Psychological group treatment of essential hypertension in general practice (pages 295-302)

One hundred and seven obese patients with essential hypertension from eight general practices received one of the following psychological group therapy procedures: (1) modification of nutritional patterns; (2) modification of nutritional patterns plus self‐monitoring of blood pressure and training in social competence; (3) modification of nutritional patterns plus Jacobson's relaxation training; (4) information about the causes and consequences of high blood pressure. An approximately equal number of patients served as a waiting‐control group. All patients had received pharmacological treatment for at least a year. Each procedure was administered by a psychologist with groups of up to 15 patients in 12 weekly sessions. The blood pressure values measured before and after intervention showed a clear reduction; this fall is greatest when the initial values were high.

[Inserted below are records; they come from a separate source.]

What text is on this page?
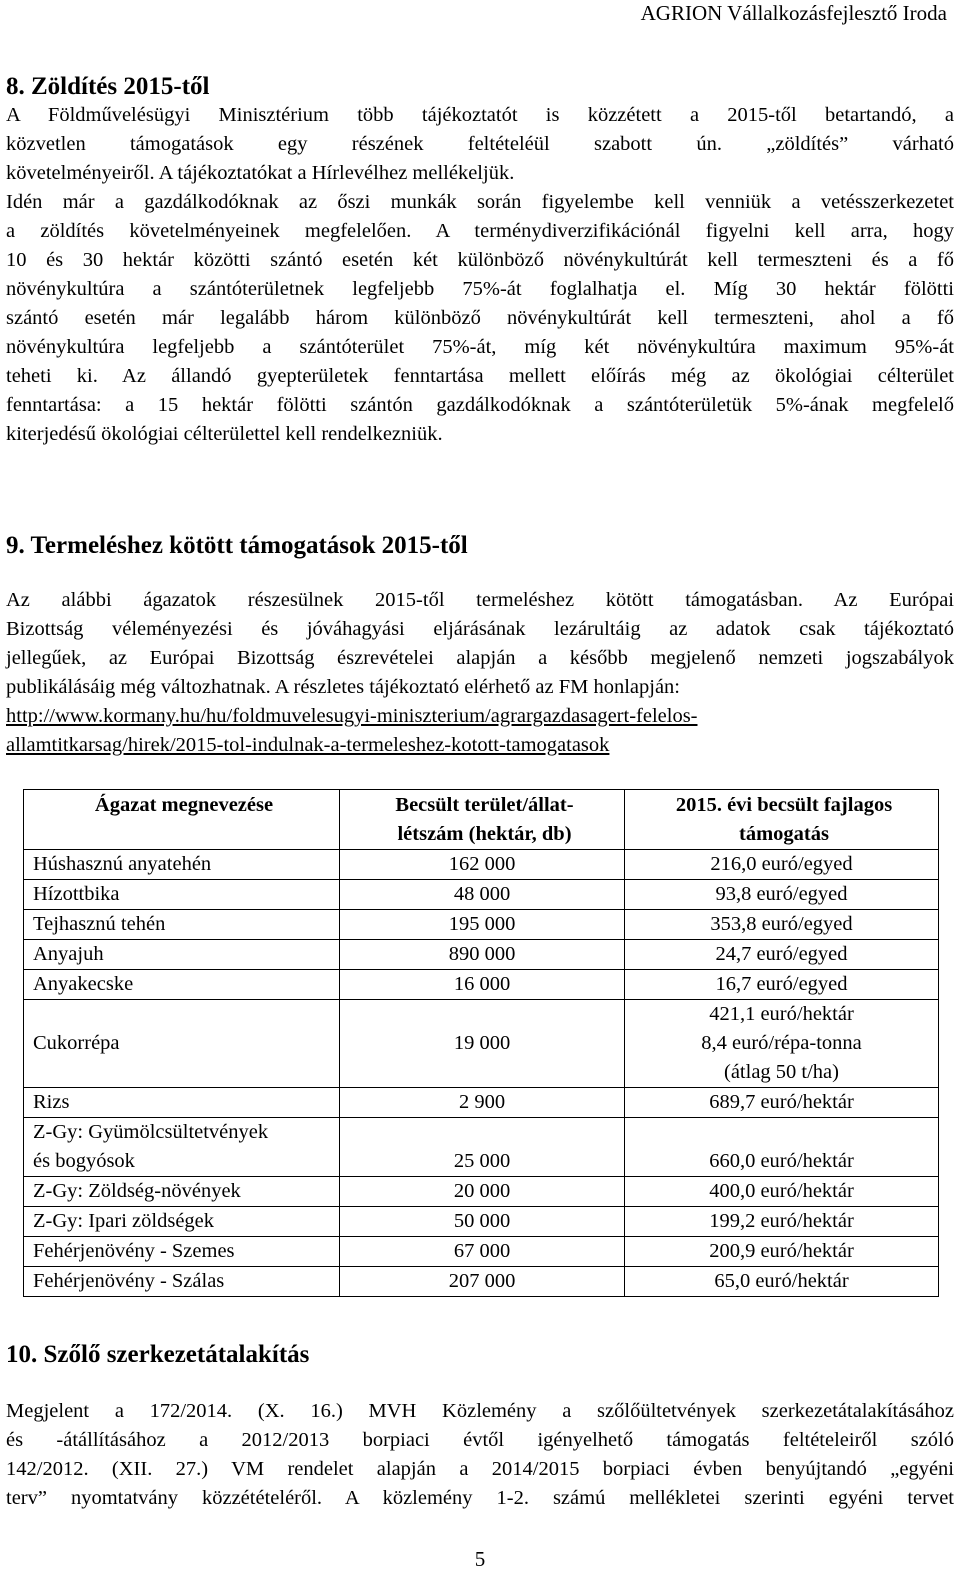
AGRION Vállalkozásfejlesztő Iroda
8. Zöldítés 2015-től
A Földművelésügyi Minisztérium több tájékoztatót is közzétett a 2015-től betartandó, a
közvetlen támogatások egy részének feltételéül szabott ún. „zöldítés” várható
követelményeiről. A tájékoztatókat a Hírlevélhez mellékeljük.
Idén már a gazdálkodóknak az őszi munkák során figyelembe kell venniük a vetésszerkezetet
a zöldítés követelményeinek megfelelően. A terménydiverzifikációnál figyelni kell arra, hogy
10 és 30 hektár közötti szántó esetén két különböző növénykultúrát kell termeszteni és a fő
növénykultúra a szántóterületnek legfeljebb 75%-át foglalhatja el. Míg 30 hektár fölötti
szántó esetén már legalább három különböző növénykultúrát kell termeszteni, ahol a fő
növénykultúra legfeljebb a szántóterület 75%-át, míg két növénykultúra maximum 95%-át
teheti ki. Az állandó gyepterületek fenntartása mellett előírás még az ökológiai célterület
fenntartása: a 15 hektár fölötti szántón gazdálkodóknak a szántóterületük 5%-ának megfelelő
kiterjedésű ökológiai célterülettel kell rendelkezniük.
9. Termeléshez kötött támogatások 2015-től
Az alábbi ágazatok részesülnek 2015-től termeléshez kötött támogatásban. Az Európai
Bizottság véleményezési és jóváhagyási eljárásának lezárultáig az adatok csak tájékoztató
jellegűek, az Európai Bizottság észrevételei alapján a később megjelenő nemzeti jogszabályok
publikálásáig még változhatnak. A részletes tájékoztató elérhető az FM honlapján:
http://www.kormany.hu/hu/foldmuvelesugyi-miniszterium/agrargazdasagert-felelos-
allamtitkarsag/hirek/2015-tol-indulnak-a-termeleshez-kotott-tamogatasok
Ágazat megnevezése	Becsült terület/állat-létszám (hektár, db)	2015. évi becsült fajlagos támogatás
Húshasznú anyatehén	162 000	216,0 euró/egyed
Hízottbika	48 000	93,8 euró/egyed
Tejhasznú tehén	195 000	353,8 euró/egyed
Anyajuh	890 000	24,7 euró/egyed
Anyakecske	16 000	16,7 euró/egyed
Cukorrépa	19 000	421,1 euró/hektár
8,4 euró/répa-tonna
(átlag 50 t/ha)

Rizs	2 900	689,7 euró/hektár

Z-Gy: Gyümölcsültetvények
és bogyósok	25 000	660,0 euró/hektár
Z-Gy: Zöldség-növények	20 000	400,0 euró/hektár
Z-Gy: Ipari zöldségek	50 000	199,2 euró/hektár
Fehérjenövény - Szemes	67 000	200,9 euró/hektár
Fehérjenövény - Szálas	207 000	65,0 euró/hektár
10. Szőlő szerkezetátalakítás
Megjelent a 172/2014. (X. 16.) MVH Közlemény a szőlőültetvények szerkezetátalakításához
és -átállításához a 2012/2013 borpiaci évtől igényelhető támogatás feltételeiről szóló
142/2012. (XII. 27.) VM rendelet alapján a 2014/2015 borpiaci évben benyújtandó „egyéni
terv” nyomtatvány közzétételéről. A közlemény 1-2. számú mellékletei szerinti egyéni tervet
5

Even when the magnitude of the initial values was statistically controlled there was a distinctly greater reduction in blood pressure in the treatment groups than in the waiting‐control group. No differential effect between the various therapy procedures could be demonstrated, however. The changes in general health behaviour of the treatment groups was statistically confirmed. In addition, there was a distinct reduction in body weight. Medication compliance also improved in the treatment groups. Since group procedures were accepted both by the doctors and the patients involved, they should be included to a great extent in the basic care of hypertensive patients in the future.